O tragicznym wypadku pisaliśmy na tvwnarszawa.pl na początku lipca. Honda śmiertelnie potrąciła wtedy 14-letnią dziewczynkę przy skrzyżowaniu Targowej i Kijowskiej. Mężczyzna usłyszał zarzut spowodowania wypadku ze skutkiem śmiertelnym i - na wniosek prokuratura - został aresztowany na dwa miesiące.

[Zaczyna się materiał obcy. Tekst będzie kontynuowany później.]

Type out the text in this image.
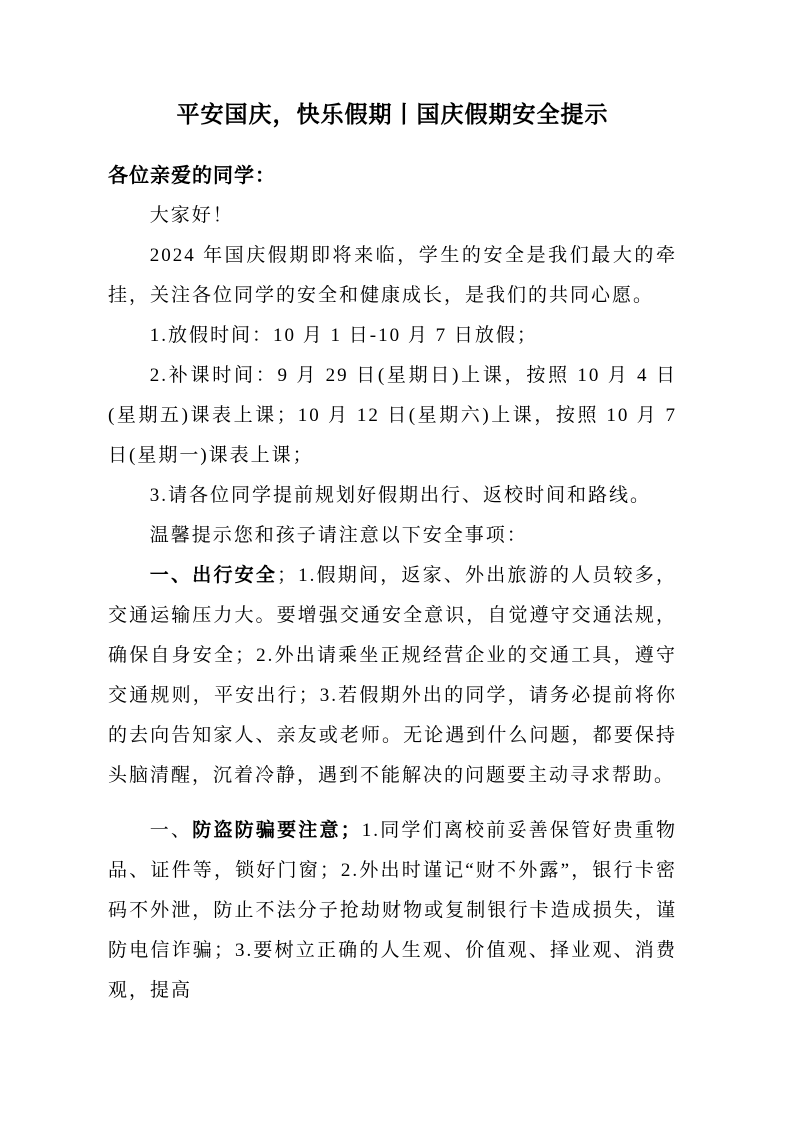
平安国庆，快乐假期丨国庆假期安全提示

各位亲爱的同学：

大家好！

2024 年国庆假期即将来临，学生的安全是我们最大的牵挂，关注各位同学的安全和健康成长，是我们的共同心愿。

1.放假时间：10 月 1 日-10 月 7 日放假；

2.补课时间：9 月 29 日(星期日)上课，按照 10 月 4 日(星期五)课表上课；10 月 12 日(星期六)上课，按照 10 月 7 日(星期一)课表上课；

3.请各位同学提前规划好假期出行、返校时间和路线。

温馨提示您和孩子请注意以下安全事项：

一、出行安全；1.假期间，返家、外出旅游的人员较多，交通运输压力大。要增强交通安全意识，自觉遵守交通法规，确保自身安全；2.外出请乘坐正规经营企业的交通工具，遵守交通规则，平安出行；3.若假期外出的同学，请务必提前将你的去向告知家人、亲友或老师。无论遇到什么问题，都要保持头脑清醒，沉着冷静，遇到不能解决的问题要主动寻求帮助。

一、防盗防骗要注意；1.同学们离校前妥善保管好贵重物品、证件等，锁好门窗；2.外出时谨记“财不外露”，银行卡密码不外泄，防止不法分子抢劫财物或复制银行卡造成损失，谨防电信诈骗；3.要树立正确的人生观、价值观、择业观、消费观，提高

Prokuratura złożyła zażalenie
Pod koniec sierpnia prokuratura zawnioskowała o przedłużenie aresztu o trzy miesiące. Ale sąd zdecydował, że jeżeli Kamil G. złoży poręczenie majątkowe i wpłaci 200 tys. złotych, będzie mógł wyjść na wolność. Prokuratura się odwołała.
Jak informuje Joanna Zaremba z Sądu Okręgowego Warszawa Praga, ostatecznie sąd uchylił punkt o poręczeniu majątkowym. Zdecydował też, że G. pozostanie w areszcie jeszcze dwa miesiące, do 29 października. (Prokuratura apelowała o przedłużenie aresztu do 29 listopada).
"Pozornie zamożny"
Adwokat utrzymywał, że Kamil G. jest tylko pozornie osobą zamożną, a większość jego majątku to kredyty lub leasingi. - W związku z tym wnioskował, by kaucja była mniejsza. Są uwzględnił tylko zażalenie prokuratury, w związku z tym Kamil G. za kaucją z aresztu nie wyjdzie – sprecyzował reporter TVN24 Rafał Poniatowski.- Mój klient bardzo przeżywa całe zdarzenie. Mogę powiedzieć że się leczy się z tego powodu – skomentował Roland Szymczykiewicz, obrońca Kamila G.Prokuratorzy czekają teraz na opinie dwóch biegłych, bo - jak sami przyznają - sprawa nie jest oczywista. - Kamilowi G. grozi maksymalnie 8 lat więzienia. Nieoficjalnie mówi się, że gdyby okazało się, że dziewczynka wbiegła na przejście dla pieszych, wówczas odpowiedzialność za tragiczny wypadek zostałaby podzielona. To na razie tylko spekulacje - informował Poniatowski.
Pirat znany policji
Jak pisaliśmy na tvnwarszawa.pl, sprawca wypadku na Targowej jest stołecznym policjantom dobrze znany.
W lutym 2015 roku Kamilowi G. "cofnięto uprawnienia do kierowania samochodem". W tym czasie przynajmniej trzykrotnie wsiadł za kierownicę. Bo tyle razy zatrzymywali go policjanci m.in. z Pilawy i warszawskiego Wawra. Za każdym razem policjanci stawiali mu zarzuty z artykułu 180a kodeksu karnego, który przewiduje karę grzywny lub nawet dwóch lat więzienia za jazdę bez uprawnień.
Mimo to odzyskał prawo jazdy ponownie w lutym tego roku.